Неудачный день | страница 2
«Прежде всего — думает он — как приеду домой попрошу у тетки Пелагеи позволенья печь баранки в ее большой печке. Люди там сильно соскучились по баранкам. В начале соседи будут покупать, а там слух пойдет: дореволюционный пекарь, довоенные баранки печет, пойдут заказы по чайным, по ресторанам. Из других сел и городов начнут брать товар у меня. Я мужиков найму за мукой ездить. У кого хорошая лошадь два раза съездит, у кого плохая — один раз. Денег соберу кучу, в Москву перееду. Конечно будут упрашивать меня: Семен Григорьич останьтесь с нами, родной, мы вас так уважаем! Но, конечно, я как подпрапорщик не захочу остаться в глуши. Угощение всем богатое сделаю. Отсюда, например, шампанское выпишу, они там и не знают, что такое шампанское. Я, конечно, посмеюсь и уеду в Москву.

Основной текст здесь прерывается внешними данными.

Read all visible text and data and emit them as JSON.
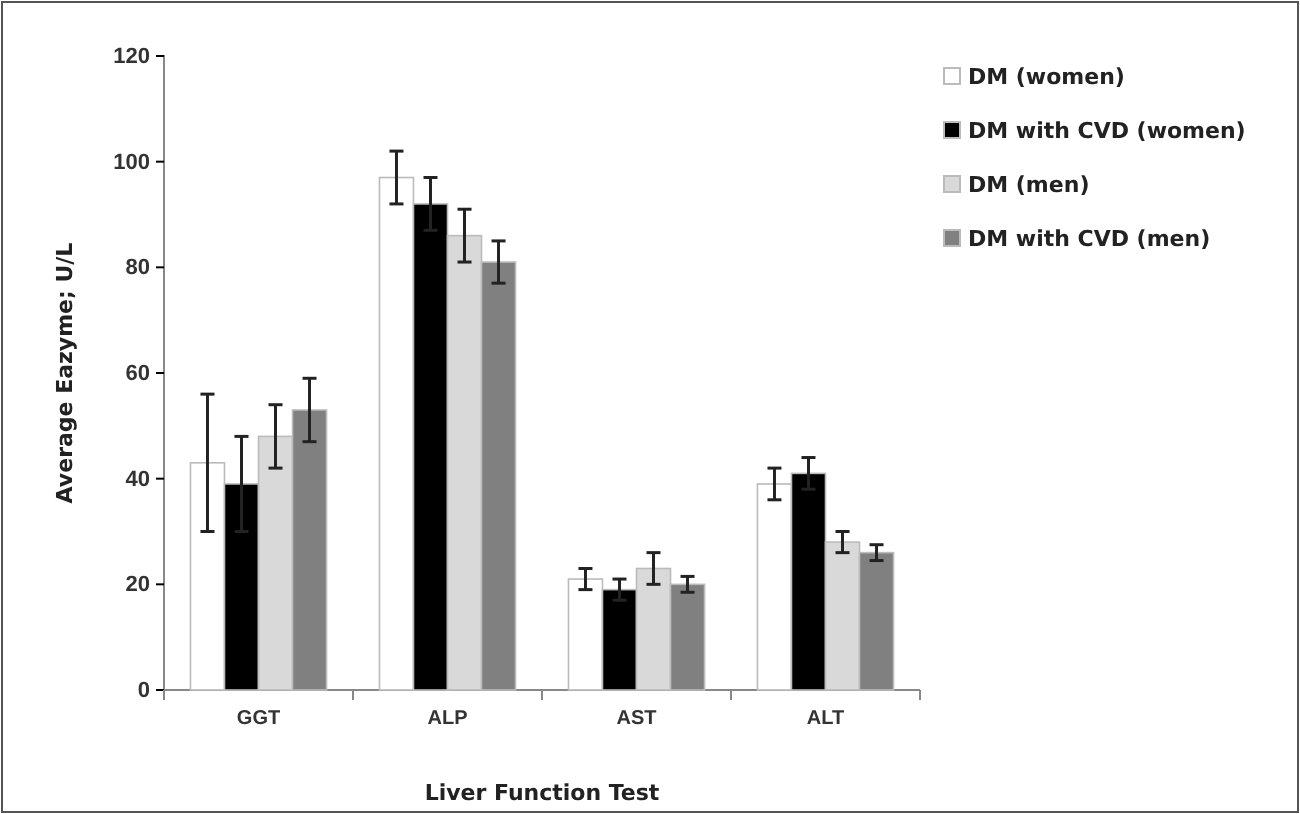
{
  "chart_data": {
    "type": "bar",
    "xlabel": "Liver Function Test",
    "ylabel": "Average Eazyme; U/L",
    "categories": [
      "GGT",
      "ALP",
      "AST",
      "ALT"
    ],
    "series": [
      {
        "name": "DM (women)",
        "color": "#ffffff",
        "values": [
          43,
          97,
          21,
          39
        ],
        "errors": [
          13,
          5,
          2,
          3
        ]
      },
      {
        "name": "DM with CVD (women)",
        "color": "#000000",
        "values": [
          39,
          92,
          19,
          41
        ],
        "errors": [
          9,
          5,
          2,
          3
        ]
      },
      {
        "name": "DM (men)",
        "color": "#d9d9d9",
        "values": [
          48,
          86,
          23,
          28
        ],
        "errors": [
          6,
          5,
          3,
          2
        ]
      },
      {
        "name": "DM with CVD (men)",
        "color": "#808080",
        "values": [
          53,
          81,
          20,
          26
        ],
        "errors": [
          6,
          4,
          1.5,
          1.5
        ]
      }
    ],
    "ylim": [
      0,
      120
    ],
    "yticks": [
      0,
      20,
      40,
      60,
      80,
      100,
      120
    ],
    "grid": false,
    "legend": "right"
  }
}
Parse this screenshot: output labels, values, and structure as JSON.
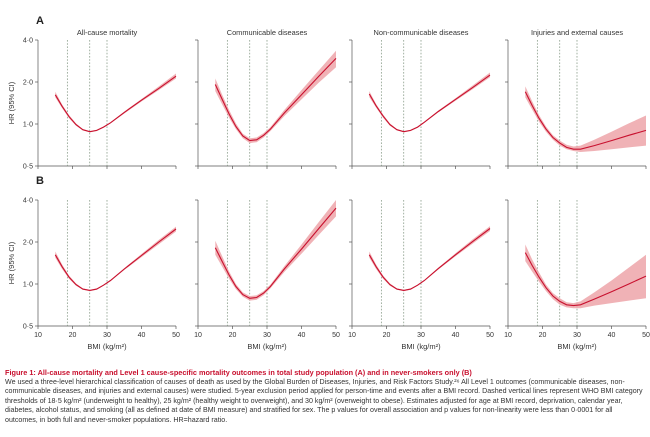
{
  "chart_data": {
    "type": "line",
    "layout": "small-multiples",
    "ylabel": "HR (95% CI)",
    "xlabel": "BMI (kg/m²)",
    "x_ticks": [
      10,
      20,
      30,
      40,
      50
    ],
    "y_ticks": [
      0.5,
      1.0,
      2.0,
      4.0
    ],
    "y_tick_labels": [
      "0·5",
      "1·0",
      "2·0",
      "4·0"
    ],
    "y_scale": "log",
    "xlim": [
      10,
      50
    ],
    "ylim": [
      0.5,
      4.0
    ],
    "reference_lines_x": [
      18.5,
      25,
      30
    ],
    "line_color": "#c8102e",
    "band_color": "#eda5a9",
    "rows": [
      {
        "label": "A",
        "panels": [
          {
            "title": "All-cause mortality",
            "x": [
              15,
              17,
              19,
              21,
              23,
              25,
              27,
              29,
              31,
              35,
              40,
              45,
              50
            ],
            "y": [
              1.62,
              1.34,
              1.13,
              0.99,
              0.91,
              0.88,
              0.9,
              0.95,
              1.02,
              1.21,
              1.48,
              1.8,
              2.2
            ],
            "lower": [
              1.55,
              1.3,
              1.1,
              0.97,
              0.9,
              0.87,
              0.89,
              0.94,
              1.01,
              1.19,
              1.45,
              1.75,
              2.12
            ],
            "upper": [
              1.7,
              1.38,
              1.16,
              1.01,
              0.92,
              0.89,
              0.91,
              0.96,
              1.03,
              1.23,
              1.51,
              1.86,
              2.3
            ]
          },
          {
            "title": "Communicable diseases",
            "x": [
              15,
              17,
              19,
              21,
              23,
              25,
              27,
              29,
              31,
              35,
              40,
              45,
              50
            ],
            "y": [
              1.92,
              1.5,
              1.18,
              0.96,
              0.82,
              0.76,
              0.77,
              0.83,
              0.92,
              1.2,
              1.62,
              2.2,
              2.95
            ],
            "lower": [
              1.72,
              1.38,
              1.11,
              0.92,
              0.79,
              0.73,
              0.74,
              0.8,
              0.89,
              1.14,
              1.5,
              1.98,
              2.55
            ],
            "upper": [
              2.12,
              1.62,
              1.26,
              1.01,
              0.85,
              0.79,
              0.8,
              0.86,
              0.95,
              1.26,
              1.75,
              2.42,
              3.35
            ]
          },
          {
            "title": "Non-communicable diseases",
            "x": [
              15,
              17,
              19,
              21,
              23,
              25,
              27,
              29,
              31,
              35,
              40,
              45,
              50
            ],
            "y": [
              1.64,
              1.35,
              1.14,
              0.99,
              0.91,
              0.88,
              0.9,
              0.95,
              1.03,
              1.23,
              1.5,
              1.83,
              2.24
            ],
            "lower": [
              1.56,
              1.31,
              1.11,
              0.97,
              0.9,
              0.87,
              0.89,
              0.94,
              1.02,
              1.21,
              1.47,
              1.78,
              2.16
            ],
            "upper": [
              1.72,
              1.39,
              1.17,
              1.01,
              0.92,
              0.89,
              0.91,
              0.96,
              1.04,
              1.25,
              1.53,
              1.89,
              2.34
            ]
          },
          {
            "title": "Injuries and external causes",
            "x": [
              15,
              17,
              19,
              21,
              23,
              25,
              27,
              29,
              31,
              35,
              40,
              45,
              50
            ],
            "y": [
              1.7,
              1.36,
              1.1,
              0.92,
              0.8,
              0.73,
              0.68,
              0.66,
              0.66,
              0.7,
              0.76,
              0.83,
              0.9
            ],
            "lower": [
              1.55,
              1.27,
              1.04,
              0.88,
              0.77,
              0.7,
              0.66,
              0.64,
              0.63,
              0.64,
              0.66,
              0.68,
              0.7
            ],
            "upper": [
              1.86,
              1.46,
              1.16,
              0.96,
              0.83,
              0.76,
              0.71,
              0.69,
              0.7,
              0.77,
              0.88,
              1.01,
              1.15
            ]
          }
        ]
      },
      {
        "label": "B",
        "panels": [
          {
            "title": "",
            "x": [
              15,
              17,
              19,
              21,
              23,
              25,
              27,
              29,
              31,
              35,
              40,
              45,
              50
            ],
            "y": [
              1.62,
              1.33,
              1.12,
              0.99,
              0.92,
              0.9,
              0.92,
              0.98,
              1.06,
              1.28,
              1.6,
              2.0,
              2.48
            ],
            "lower": [
              1.54,
              1.28,
              1.09,
              0.97,
              0.91,
              0.89,
              0.91,
              0.97,
              1.05,
              1.26,
              1.56,
              1.93,
              2.38
            ],
            "upper": [
              1.71,
              1.38,
              1.15,
              1.01,
              0.93,
              0.91,
              0.93,
              0.99,
              1.07,
              1.3,
              1.64,
              2.07,
              2.58
            ]
          },
          {
            "title": "",
            "x": [
              15,
              17,
              19,
              21,
              23,
              25,
              27,
              29,
              31,
              35,
              40,
              45,
              50
            ],
            "y": [
              1.82,
              1.45,
              1.16,
              0.96,
              0.84,
              0.79,
              0.8,
              0.86,
              0.96,
              1.28,
              1.78,
              2.5,
              3.5
            ],
            "lower": [
              1.62,
              1.33,
              1.09,
              0.92,
              0.81,
              0.76,
              0.77,
              0.83,
              0.93,
              1.22,
              1.65,
              2.25,
              3.05
            ],
            "upper": [
              2.04,
              1.58,
              1.23,
              1.0,
              0.87,
              0.82,
              0.83,
              0.89,
              0.99,
              1.34,
              1.92,
              2.78,
              4.0
            ]
          },
          {
            "title": "",
            "x": [
              15,
              17,
              19,
              21,
              23,
              25,
              27,
              29,
              31,
              35,
              40,
              45,
              50
            ],
            "y": [
              1.62,
              1.33,
              1.12,
              0.99,
              0.92,
              0.9,
              0.92,
              0.98,
              1.06,
              1.29,
              1.62,
              2.02,
              2.5
            ],
            "lower": [
              1.54,
              1.28,
              1.09,
              0.97,
              0.91,
              0.89,
              0.91,
              0.97,
              1.05,
              1.27,
              1.58,
              1.95,
              2.4
            ],
            "upper": [
              1.71,
              1.38,
              1.15,
              1.01,
              0.93,
              0.91,
              0.93,
              0.99,
              1.07,
              1.31,
              1.66,
              2.09,
              2.6
            ]
          },
          {
            "title": "",
            "x": [
              15,
              17,
              19,
              21,
              23,
              25,
              27,
              29,
              31,
              35,
              40,
              45,
              50
            ],
            "y": [
              1.68,
              1.36,
              1.12,
              0.94,
              0.82,
              0.75,
              0.71,
              0.7,
              0.71,
              0.78,
              0.88,
              1.0,
              1.14
            ],
            "lower": [
              1.46,
              1.23,
              1.04,
              0.89,
              0.78,
              0.71,
              0.68,
              0.67,
              0.67,
              0.7,
              0.73,
              0.76,
              0.79
            ],
            "upper": [
              1.92,
              1.5,
              1.21,
              0.99,
              0.86,
              0.79,
              0.74,
              0.73,
              0.75,
              0.87,
              1.06,
              1.31,
              1.62
            ]
          }
        ]
      }
    ]
  },
  "caption": {
    "title": "Figure 1: All-cause mortality and Level 1 cause-specific mortality outcomes in total study population (A) and in never-smokers only (B)",
    "body": "We used a three-level hierarchical classification of causes of death as used by the Global Burden of Diseases, Injuries, and Risk Factors Study.²⁶ All Level 1 outcomes (communicable diseases, non-communicable diseases, and injuries and external causes) were studied. 5-year exclusion period applied for person-time and events after a BMI record. Dashed vertical lines represent WHO BMI category thresholds of 18·5 kg/m² (underweight to healthy), 25 kg/m² (healthy weight to overweight), and 30 kg/m² (overweight to obese). Estimates adjusted for age at BMI record, deprivation, calendar year, diabetes, alcohol status, and smoking (all as defined at date of BMI measure) and stratified for sex. The p values for overall association and p values for non-linearity were less than 0·0001 for all outcomes, in both full and never-smoker populations. HR=hazard ratio."
  }
}
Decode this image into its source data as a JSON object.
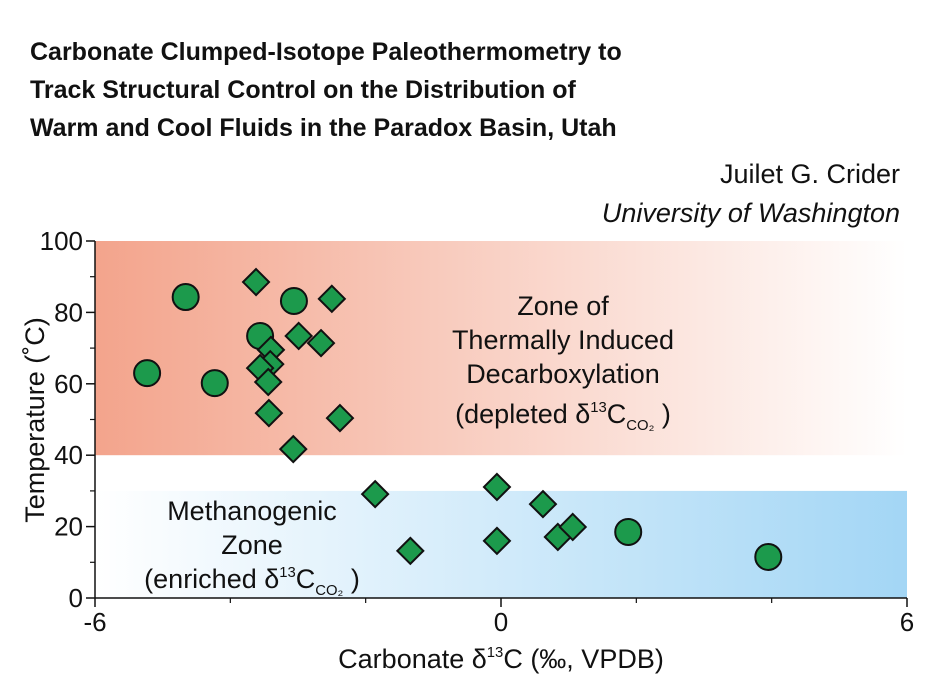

Жаль только, что силы не те и старость придет скоро, помирать придется…
Дойдя до этой мысли Жильцов вспомнил свои ночные думы из-за которых всю ночь не спал. Глядя на ребенка, который, сидя на корточках, пробовал поймать голубя, Жильцов сказал себе: — „Не будь этих детей было бы бессмертие: Господь сотворил человека вечным, а люди согрешили, в наказание Бог и изгнал их из рая и наказал смертью. Но без человека, без лучшего своего творения, Творец не захотел оставаться. Ему человек самое необходимое существо. Вот Он вместо бессмертия, Адама и Евы и дал им потомство. Значит теперь так: допустим люди все до одного скажут: не хотим рожать детей обреченных на смерть и откажутся иметь потомство. Что Он тогда должен сделать!? Другого выхода Ему не будет, как тем кто живет дать жизнь вечную. Только, конечно, не всем будет хорошо! Старикам, например, плохо будет: у них все болит, все им надоело, а тут живи да живи! Война если возникнет, смешно: снаряд, например, если в кого попал, а он хоть бы что, живехонек остается! Тогда и войны не будет: все равно убить никого нельзя. Только как все это сделать? Люди не согласятся! Есть ведь, которые и не верят совсем в Бога. Нужно значит партию такую образовать и власть захватить“. Все эти мысли уже приходили Жильцову в голову ночью. Но тут днем он увидел, что чем больше он думает, тем больше запутывается и тем делается все непонятнее. — „Нет, одному мне не додумать всего — подумал Жильцов — нужно бы батюшку спросить, да где его найти?“»
Подыскивая собеседника, Жильцов вспомнил про русских шоферов. Шоферы смотрели на Жильцова, как на безработного, свысока, к тому же он нечаянно скомпрометировал себя своими биографическими неточностями. Сделал он это из желания показаться более интересным, образованным, но это не вышло: его разоблачили. С тех пор и повелось в их отношениях так, что шоферы всегда принимались его разоблачать, а он продолжал подавать им повод за поводом для новых и новых разоблачений. Но теперь Жильцову показалось, что удельный вес его благодаря новым мыслям сильно вырос и потому он встал и решительно направился к угловому кафе. Перейдя улицу, Жильцов увидел играющих в кости у стойки знакомых шоферов. Войдя в кафе он заказал себе маленький стаканчик пива. Смотрит и следит за их игрой так, будто эта игра задевает его личные интересы. Бросил высокий в засаленной кепке, кубики покатились по стойке: вышло одиннадцать. Второй шофер, постарше, потолще собрал кубики в кожаный стакан, наддал плечом, помог ногой и с силой выбросил их на стойку. — Ах черт возьми! — вскрикнул он и вдруг увидел Жильцова. — А, опять ты здесь, всегда мне несчастие приносишь!